Living on the Edge

GitPython

Posted on May 08, 2008

As you’re probably aware of by now, I really like Git. It took some time but things finally started clicking. One of the things I wanted to do was make it easier to interact with Git from Python / Django projects.

I searched around for a Python Git module. I really didn’t find anything that looked complete to me, although I didn’t look too hard. Not being the creative type I noticed that Ruby has the grit library created by Tom Preston-Werner and Chris Wanstrath, which is very nice. I decided to port it because I can use it for some cool stuff, and because I figured it would help me learn a lot about Python.
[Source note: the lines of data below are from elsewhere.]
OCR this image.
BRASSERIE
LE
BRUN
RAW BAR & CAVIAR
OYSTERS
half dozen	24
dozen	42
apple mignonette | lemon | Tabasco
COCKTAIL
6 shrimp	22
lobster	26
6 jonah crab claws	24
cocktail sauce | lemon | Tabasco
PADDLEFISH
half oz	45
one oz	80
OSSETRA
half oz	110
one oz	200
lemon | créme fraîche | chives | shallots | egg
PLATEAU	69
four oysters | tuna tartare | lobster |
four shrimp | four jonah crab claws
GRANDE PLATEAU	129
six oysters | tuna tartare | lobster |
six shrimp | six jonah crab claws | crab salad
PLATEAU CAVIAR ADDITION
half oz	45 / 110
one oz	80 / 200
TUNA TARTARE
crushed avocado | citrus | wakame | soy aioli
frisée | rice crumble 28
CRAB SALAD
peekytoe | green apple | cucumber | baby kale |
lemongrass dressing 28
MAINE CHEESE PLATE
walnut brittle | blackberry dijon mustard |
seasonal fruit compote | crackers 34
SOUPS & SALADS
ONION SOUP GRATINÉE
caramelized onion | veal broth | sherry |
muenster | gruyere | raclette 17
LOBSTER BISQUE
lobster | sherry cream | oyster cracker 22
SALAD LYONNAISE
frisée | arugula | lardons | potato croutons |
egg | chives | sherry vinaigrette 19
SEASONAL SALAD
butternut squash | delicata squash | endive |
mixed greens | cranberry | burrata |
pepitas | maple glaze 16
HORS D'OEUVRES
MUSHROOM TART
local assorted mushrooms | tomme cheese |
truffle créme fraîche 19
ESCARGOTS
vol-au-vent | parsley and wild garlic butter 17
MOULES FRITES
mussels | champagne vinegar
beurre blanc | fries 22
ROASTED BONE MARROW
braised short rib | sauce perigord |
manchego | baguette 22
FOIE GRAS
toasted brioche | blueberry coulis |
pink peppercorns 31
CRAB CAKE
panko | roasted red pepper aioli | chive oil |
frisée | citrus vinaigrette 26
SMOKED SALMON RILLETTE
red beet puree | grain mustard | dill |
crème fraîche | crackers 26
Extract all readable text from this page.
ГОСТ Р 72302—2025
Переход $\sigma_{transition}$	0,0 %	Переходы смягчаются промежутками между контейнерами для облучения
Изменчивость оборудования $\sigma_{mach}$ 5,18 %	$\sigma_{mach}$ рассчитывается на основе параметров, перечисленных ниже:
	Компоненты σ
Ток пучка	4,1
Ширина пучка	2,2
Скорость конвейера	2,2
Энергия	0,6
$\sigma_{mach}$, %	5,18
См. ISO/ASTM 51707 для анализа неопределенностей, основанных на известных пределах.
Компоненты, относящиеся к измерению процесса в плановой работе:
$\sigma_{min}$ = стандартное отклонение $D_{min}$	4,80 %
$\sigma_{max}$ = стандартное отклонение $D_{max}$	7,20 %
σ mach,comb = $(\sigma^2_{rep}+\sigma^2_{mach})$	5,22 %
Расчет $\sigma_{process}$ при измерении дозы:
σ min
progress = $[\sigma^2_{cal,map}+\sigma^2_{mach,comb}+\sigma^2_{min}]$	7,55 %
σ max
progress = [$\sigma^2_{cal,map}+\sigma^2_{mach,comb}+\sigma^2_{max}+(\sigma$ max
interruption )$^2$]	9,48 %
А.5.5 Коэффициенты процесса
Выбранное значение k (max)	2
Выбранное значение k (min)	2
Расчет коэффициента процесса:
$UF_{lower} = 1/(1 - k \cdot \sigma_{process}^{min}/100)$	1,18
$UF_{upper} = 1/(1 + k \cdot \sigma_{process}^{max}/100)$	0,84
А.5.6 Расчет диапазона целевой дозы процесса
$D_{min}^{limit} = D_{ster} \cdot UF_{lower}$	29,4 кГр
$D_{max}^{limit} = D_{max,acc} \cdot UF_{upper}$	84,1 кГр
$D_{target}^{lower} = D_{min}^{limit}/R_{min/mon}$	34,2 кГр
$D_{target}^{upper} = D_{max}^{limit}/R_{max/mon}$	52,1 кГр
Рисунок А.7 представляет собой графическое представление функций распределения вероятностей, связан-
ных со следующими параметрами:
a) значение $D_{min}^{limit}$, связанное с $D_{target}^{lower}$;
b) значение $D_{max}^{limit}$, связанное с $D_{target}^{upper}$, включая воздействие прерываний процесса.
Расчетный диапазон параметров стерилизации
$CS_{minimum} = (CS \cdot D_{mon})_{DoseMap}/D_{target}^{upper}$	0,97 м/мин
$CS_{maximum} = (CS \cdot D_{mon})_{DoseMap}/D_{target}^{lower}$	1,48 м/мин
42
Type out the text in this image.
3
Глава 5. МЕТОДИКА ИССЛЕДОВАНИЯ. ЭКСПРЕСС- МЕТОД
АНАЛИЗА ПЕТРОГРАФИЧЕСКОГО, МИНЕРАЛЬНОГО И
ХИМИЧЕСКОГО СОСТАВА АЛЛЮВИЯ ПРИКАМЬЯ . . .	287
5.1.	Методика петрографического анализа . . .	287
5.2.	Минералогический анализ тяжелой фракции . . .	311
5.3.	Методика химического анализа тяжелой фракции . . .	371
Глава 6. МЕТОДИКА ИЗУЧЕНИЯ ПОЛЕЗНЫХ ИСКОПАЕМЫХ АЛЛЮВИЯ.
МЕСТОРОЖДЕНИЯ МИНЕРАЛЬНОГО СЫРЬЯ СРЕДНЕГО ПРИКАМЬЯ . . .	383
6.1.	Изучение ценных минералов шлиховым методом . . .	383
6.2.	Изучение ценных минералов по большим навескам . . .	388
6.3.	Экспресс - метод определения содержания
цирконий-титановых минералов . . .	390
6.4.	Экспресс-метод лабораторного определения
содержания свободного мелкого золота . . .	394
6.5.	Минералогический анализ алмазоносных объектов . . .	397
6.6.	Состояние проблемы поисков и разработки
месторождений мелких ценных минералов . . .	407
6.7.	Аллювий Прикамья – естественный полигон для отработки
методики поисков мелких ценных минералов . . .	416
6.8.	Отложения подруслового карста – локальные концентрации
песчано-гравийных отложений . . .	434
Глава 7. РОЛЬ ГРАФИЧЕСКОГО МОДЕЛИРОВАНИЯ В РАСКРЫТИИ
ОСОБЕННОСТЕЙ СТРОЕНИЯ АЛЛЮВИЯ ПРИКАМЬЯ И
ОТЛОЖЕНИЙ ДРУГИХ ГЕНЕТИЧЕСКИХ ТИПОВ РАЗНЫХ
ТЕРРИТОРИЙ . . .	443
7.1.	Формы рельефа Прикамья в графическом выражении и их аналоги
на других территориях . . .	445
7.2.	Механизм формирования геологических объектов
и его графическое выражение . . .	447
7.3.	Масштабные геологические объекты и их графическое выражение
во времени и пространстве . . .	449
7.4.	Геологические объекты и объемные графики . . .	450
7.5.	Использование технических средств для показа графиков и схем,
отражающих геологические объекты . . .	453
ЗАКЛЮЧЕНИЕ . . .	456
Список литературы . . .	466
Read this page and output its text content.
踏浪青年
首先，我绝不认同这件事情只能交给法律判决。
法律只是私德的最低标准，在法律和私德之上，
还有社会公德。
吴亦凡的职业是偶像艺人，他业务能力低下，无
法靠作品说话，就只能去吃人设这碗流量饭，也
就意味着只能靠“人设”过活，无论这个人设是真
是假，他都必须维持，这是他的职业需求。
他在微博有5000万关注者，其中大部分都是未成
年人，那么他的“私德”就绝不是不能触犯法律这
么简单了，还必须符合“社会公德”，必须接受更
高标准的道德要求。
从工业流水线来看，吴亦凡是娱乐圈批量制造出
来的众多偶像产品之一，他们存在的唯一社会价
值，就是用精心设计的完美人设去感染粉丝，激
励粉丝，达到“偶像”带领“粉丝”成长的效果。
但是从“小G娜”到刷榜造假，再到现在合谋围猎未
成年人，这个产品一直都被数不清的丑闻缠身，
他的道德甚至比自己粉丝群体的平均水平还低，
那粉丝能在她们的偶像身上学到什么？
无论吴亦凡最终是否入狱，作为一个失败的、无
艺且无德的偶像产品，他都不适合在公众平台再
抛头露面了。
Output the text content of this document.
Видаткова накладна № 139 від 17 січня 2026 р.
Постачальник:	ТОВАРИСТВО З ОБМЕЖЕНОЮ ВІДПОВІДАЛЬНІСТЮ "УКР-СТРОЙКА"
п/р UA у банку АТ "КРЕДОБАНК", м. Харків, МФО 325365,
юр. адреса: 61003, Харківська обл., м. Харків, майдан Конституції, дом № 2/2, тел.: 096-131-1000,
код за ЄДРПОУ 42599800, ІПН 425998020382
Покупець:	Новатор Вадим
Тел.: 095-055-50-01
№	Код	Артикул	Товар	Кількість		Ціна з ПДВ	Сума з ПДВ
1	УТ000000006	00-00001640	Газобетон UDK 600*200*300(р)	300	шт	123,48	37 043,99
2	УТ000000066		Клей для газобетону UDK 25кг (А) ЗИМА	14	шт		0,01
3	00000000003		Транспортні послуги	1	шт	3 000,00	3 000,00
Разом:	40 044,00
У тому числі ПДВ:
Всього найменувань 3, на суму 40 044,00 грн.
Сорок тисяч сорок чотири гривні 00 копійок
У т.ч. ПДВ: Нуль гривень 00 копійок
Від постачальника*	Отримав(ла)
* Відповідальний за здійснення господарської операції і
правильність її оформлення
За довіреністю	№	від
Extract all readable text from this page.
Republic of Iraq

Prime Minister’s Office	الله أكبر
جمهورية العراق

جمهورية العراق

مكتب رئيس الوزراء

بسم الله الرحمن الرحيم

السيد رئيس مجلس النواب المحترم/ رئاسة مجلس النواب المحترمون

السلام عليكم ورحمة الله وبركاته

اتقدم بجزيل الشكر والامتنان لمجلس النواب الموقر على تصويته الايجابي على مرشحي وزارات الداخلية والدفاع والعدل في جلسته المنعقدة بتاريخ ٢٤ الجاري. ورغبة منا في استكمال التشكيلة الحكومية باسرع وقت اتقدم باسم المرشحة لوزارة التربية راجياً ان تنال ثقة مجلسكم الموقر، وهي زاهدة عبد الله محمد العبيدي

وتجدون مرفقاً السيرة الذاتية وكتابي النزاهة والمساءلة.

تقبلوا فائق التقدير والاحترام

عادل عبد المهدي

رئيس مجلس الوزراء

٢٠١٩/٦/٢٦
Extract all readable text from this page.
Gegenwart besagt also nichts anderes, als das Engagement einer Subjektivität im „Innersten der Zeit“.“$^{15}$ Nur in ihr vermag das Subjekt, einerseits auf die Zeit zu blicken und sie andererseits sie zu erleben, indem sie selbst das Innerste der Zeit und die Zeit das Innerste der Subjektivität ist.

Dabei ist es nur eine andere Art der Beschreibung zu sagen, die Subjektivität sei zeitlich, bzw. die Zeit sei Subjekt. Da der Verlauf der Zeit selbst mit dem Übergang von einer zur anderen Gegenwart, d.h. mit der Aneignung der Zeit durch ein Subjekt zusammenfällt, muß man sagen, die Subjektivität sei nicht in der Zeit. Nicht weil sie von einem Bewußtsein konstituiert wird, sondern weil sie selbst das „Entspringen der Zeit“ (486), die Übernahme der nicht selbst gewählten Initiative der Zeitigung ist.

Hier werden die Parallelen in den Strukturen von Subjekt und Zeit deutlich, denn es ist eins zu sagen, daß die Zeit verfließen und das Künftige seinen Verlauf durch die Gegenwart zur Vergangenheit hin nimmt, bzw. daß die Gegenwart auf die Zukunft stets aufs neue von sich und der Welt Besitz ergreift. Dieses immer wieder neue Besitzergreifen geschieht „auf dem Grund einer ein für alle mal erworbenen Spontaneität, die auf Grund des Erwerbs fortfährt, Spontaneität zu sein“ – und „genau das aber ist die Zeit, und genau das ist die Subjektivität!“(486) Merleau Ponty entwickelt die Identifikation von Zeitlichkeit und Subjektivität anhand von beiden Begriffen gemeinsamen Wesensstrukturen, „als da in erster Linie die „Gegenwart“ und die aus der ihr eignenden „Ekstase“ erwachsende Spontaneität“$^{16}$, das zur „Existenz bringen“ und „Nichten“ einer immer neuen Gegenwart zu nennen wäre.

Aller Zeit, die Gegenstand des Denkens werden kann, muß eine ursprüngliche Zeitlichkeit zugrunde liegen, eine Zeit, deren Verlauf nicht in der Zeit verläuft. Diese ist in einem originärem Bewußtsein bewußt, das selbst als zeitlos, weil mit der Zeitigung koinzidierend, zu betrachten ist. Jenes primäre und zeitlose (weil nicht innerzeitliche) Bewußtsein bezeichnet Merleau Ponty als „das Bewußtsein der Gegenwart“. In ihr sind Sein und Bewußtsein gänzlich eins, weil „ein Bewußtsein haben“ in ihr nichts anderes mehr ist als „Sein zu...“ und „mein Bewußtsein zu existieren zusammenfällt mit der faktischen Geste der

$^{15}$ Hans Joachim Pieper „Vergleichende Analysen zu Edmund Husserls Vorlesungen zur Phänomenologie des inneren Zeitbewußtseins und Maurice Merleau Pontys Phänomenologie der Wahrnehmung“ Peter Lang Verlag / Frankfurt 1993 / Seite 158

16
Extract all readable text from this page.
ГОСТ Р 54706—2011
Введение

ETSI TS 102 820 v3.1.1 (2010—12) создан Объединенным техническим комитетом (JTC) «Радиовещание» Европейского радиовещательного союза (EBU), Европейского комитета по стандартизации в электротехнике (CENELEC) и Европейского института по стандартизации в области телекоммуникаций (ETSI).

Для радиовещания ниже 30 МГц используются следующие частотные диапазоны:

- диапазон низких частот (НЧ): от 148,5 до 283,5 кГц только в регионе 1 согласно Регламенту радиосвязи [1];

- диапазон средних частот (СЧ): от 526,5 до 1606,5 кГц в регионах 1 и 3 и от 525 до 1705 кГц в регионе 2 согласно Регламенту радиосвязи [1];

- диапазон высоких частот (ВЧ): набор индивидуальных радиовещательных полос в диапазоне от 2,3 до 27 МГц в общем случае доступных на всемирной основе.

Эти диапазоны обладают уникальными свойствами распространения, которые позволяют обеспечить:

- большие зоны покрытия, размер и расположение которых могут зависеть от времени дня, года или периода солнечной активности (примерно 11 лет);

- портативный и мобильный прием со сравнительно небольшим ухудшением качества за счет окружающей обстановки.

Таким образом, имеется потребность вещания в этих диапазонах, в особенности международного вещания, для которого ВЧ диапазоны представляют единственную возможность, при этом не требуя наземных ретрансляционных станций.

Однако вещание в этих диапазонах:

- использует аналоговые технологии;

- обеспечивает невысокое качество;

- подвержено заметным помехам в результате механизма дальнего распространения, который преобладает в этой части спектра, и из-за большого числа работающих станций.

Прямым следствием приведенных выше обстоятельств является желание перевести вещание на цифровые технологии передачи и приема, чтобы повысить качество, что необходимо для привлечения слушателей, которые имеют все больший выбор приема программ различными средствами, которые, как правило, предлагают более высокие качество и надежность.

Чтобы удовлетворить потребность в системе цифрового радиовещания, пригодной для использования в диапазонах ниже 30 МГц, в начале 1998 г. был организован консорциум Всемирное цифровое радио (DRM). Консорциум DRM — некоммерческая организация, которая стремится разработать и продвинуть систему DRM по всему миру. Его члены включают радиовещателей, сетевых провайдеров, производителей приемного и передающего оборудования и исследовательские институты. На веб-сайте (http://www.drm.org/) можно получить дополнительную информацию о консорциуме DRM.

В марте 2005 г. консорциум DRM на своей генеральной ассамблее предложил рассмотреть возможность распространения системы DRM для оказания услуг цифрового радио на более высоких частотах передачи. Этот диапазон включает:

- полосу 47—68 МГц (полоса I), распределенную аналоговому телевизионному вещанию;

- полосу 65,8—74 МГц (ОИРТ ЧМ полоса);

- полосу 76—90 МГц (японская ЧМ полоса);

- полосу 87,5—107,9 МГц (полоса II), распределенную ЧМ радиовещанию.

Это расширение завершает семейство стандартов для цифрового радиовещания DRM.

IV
So here it is.

About

GitPython is a python library used to interact with Git repositories.

GitPython is a port of the grit library in Ruby created by Tom Preston-Werner and Chris Wanstrath.

The method_missing stuff was taken from this blog post.

REQUIREMENTS

INSTALL

You can download the code from CheeseShop or alternatively pull the source.


python setup.py install

SOURCE

GitPython’s git repo is available on Gitorious, which can be browsed at:

http://gitorious.org/projects/git-python/

and cloned from:

git://gitorious.org/git-python/mainline.git

USAGE

GitPython provides object model access to your git repository. Once you have created a repository object, you can traverse it to find parent commit(s), trees, blobs, etc.

Initialize a Repo object

The first step is to create a Repo object to represent your repository.


>>> from git_python import *
>>> repo = Repo("/Users/mtrier/Development/git-python")

In the above example, the directory /Users/mtrier/Development/git-python is my working repository and contains the .git directory. You can also initialize GitPython with a bare repository.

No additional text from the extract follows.